Ok so here’s some SQL logic I created a while back that will build a list of all your docs (doc, docx, pdf, txt, msg) across all your Sharepoint Content Databases. It could probably use a bit of updating at this stage. This is using straight SQL with no procedures or functions although I do understand the benefits there; I just didn’t write this with those in mind. If you have modifications, or improvements; please by all means –drop in a comment. It’s far from perfect, and definitely not elegant, but it does work. This process is excellent for manual document extraction and archiving, compliance sleuthing, capacity management, etc. This process is not entirely automatic. It builds a set of extraction scripts (in xml form) so all you need to do is click on the xml link and you’ll get all scripts. It’s up to you if you want to run them all at once, store them in a table, or get only certain extraction scripts for what you’re looking for. All you need to do is modify the WHERE clause at the bottom. I’ve also included a couple @wildcard variables for more granular results on your queries.
How does it work?
It builds a list using the Database Name, List Name, Site URL, Document Name, and ID. It filters for doc, docx, pdf, txt, and msg but you can easily add or remove different document types if needed.
It takes this information and pulls it all into a Temp table called ##sample_collection. All processes thereafter are dependent on the temp table so your Sharepoint database are largely untouched until extraction begins and even then; it’s just a read operation to get the document binaries, and then the document is ultimately downloaded. If you have millions of 2mb files (like I do), it’s surprisingly quick when the downloads begin. If you have a large Sharepoint environment; make sure your Temp space is up to scratch before running this process. Most of the burden is on the Temp and it takes alittle while to get all the scripts produced so just be patient for that.
By the way; the folder structure in this example is going to this path:
All the other folders are added to it.
You can always stop the process with no risk if needed. Again; this does NOT automatically run. It presents the extraction scripts to you.
It creates an identical folder structure to that of the Site URL where the documents exist. The folder structure is readily identified within the logic. Each folder is prefixed by it’s purpose according to Database Server, Instance Name, and Sharepoint tables.
For example; it always begins with the instance name, and end with the document name.
If you have long paths in the URL; expect an equally deep folder structure for the documents. The folder structure removes commas and hyphens, but you’ll need to add more REPLACE statements to accommodate any other special characters.
I also used a 6 character suffix on all variables which is created by using the (first 3 + last 3) characters of the [id] to prevent any variable conflict.

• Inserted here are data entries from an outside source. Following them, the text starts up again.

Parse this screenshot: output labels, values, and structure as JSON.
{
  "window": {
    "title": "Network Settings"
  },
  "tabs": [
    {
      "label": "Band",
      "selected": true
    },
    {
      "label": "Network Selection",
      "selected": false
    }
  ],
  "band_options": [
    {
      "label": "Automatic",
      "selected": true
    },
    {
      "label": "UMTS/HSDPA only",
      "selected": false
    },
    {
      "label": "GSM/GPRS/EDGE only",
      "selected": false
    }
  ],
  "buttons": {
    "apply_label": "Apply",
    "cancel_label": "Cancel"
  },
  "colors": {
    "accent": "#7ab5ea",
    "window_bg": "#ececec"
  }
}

You’ll see a lot of that repeated. This could have been handled better with a function or procedure but I don’t like creating any other additional objects if at all possible especially for administrative, or maintenance processes. Keeping it straight SQL keeps it extremely portable when applying it to other environments.
To keep things lightweight; I went ahead and added a (select top 10) on the script so you can see what the output looks like before you run the full set. Like I said it does take some time produce scripts. Just remove the ‘top 10’ and you should be all set.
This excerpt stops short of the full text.